Pre-Marital Divorce?
The Clarion-Ledger picked up an AP piece written by Shelia Byrd on May 3, titled “Teens pledge to ‘just wait’ at Capitol rally.” The story, which takes the style of straight news, is a showcase of sloppy journalism verging on the absurd.
Take, for instance, the fifth line: “Today, teens wearing white T-shirts that read ‘Just Wait’ were warned about the dangers of premarital sex: disease, unplanned pregnancies and possibly divorce.”
Divorce? You cannot get divorced if you are having premarital sex.
Is it that several years into marriage one partner will confess to having had premarital sex long before the wedding? I hope that most marriages would survive the revelation.
Or is it that just one taste of sexual freedom might turn you into a depraved sex maniac, forever incapable of fidelity?
Byrd herself apparently accepts the wisdom of Bailey Magnet High School teacher Alisha Johnson, who is quoted: “I want (students) to understand the risks of going out there having sex before marriage, not just disease, but what it does as far as morals go and as far as divorce.”
As far as morals go? Is it appropriate for a public school teacher to shake the morality stick when almost every adult in the U.S. has premarital sex? Young people are repulsed by hypocrisy, and they will not be convinced by such zany rhetoric. When they do have sex, they will be in more danger from STDs and unwanted pregnancies.
Don’t take my word for it. Sociologists at Columbia University found that 88 percent of students who pledge chastity still engage in premarital sex. Pledge-takers were less likely to use contraception, less likely to seek STD testing and suffered similar rates of infection as non-pledgers. Volumes of research on comprehensive sex ed, as opposed to abstinence-only education, show that such programs do not lead to earlier sex, more sex or more partners among youth. When students receive comprehensive sex ed, they are likelier to use condoms (and use them properly) if they do have sex, and they suffer lower rates of teenage pregnancy. Both the American Academy of Pediatrics and the American Medical Association support comprehensive sex ed. Byrd mentions none of this information.

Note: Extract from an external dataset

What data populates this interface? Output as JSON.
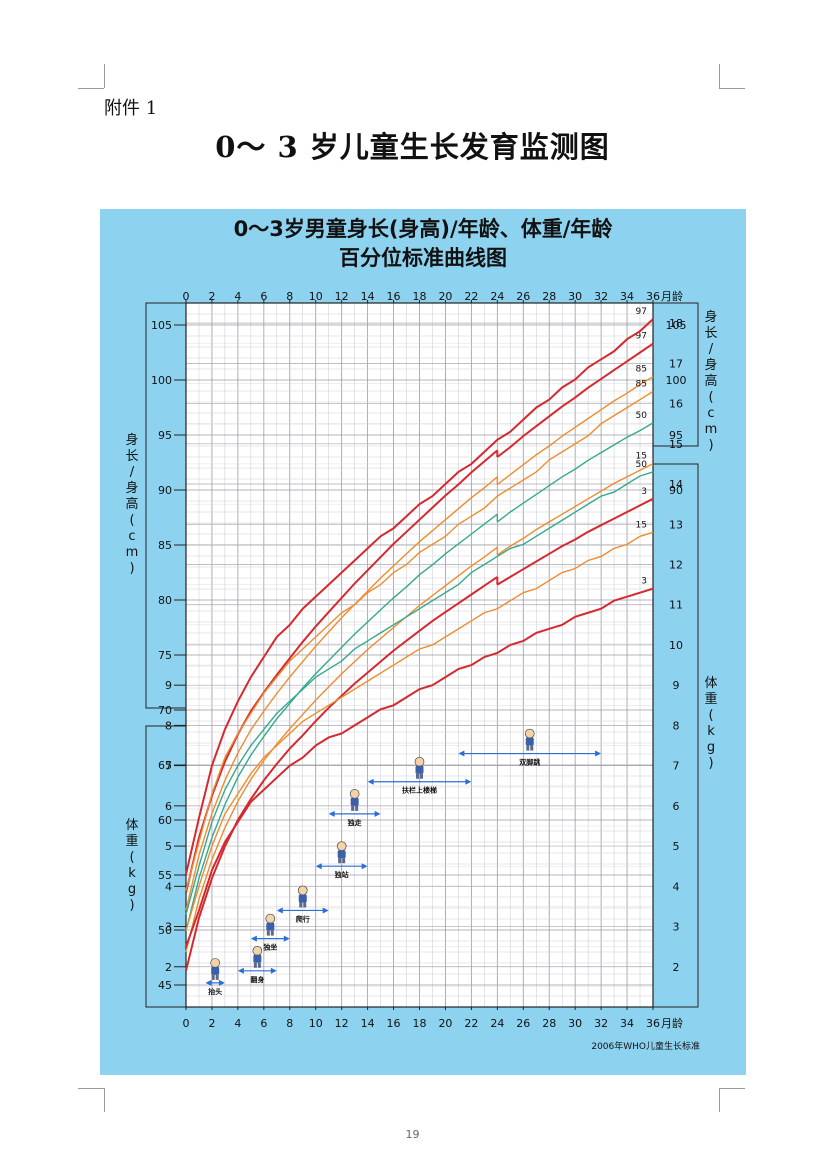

Byrd does note Mississippi’s progress in reducing teenage pregnancy from “21.3 percent in 1996 to 15.7 percent in 2004,” and she mentions that the national rate has fallen by a third over that period. She does not explain to readers that this means Mississippi is behind the national trend, nor does she mention that DHS is only able to hold such “rallies” through more than $1 billion in abstinence-only education funding from the Bush administration.
Johnson is bound by state law to teach abstinence, though that does not excuse her evangelical rambling. Byrd, however, has an obligation to at least attempt the truth. Instead, she helped conservative zealots at DHS write a press release.
By the way, kids, if you do have sex, use a condom every time. There, I said it.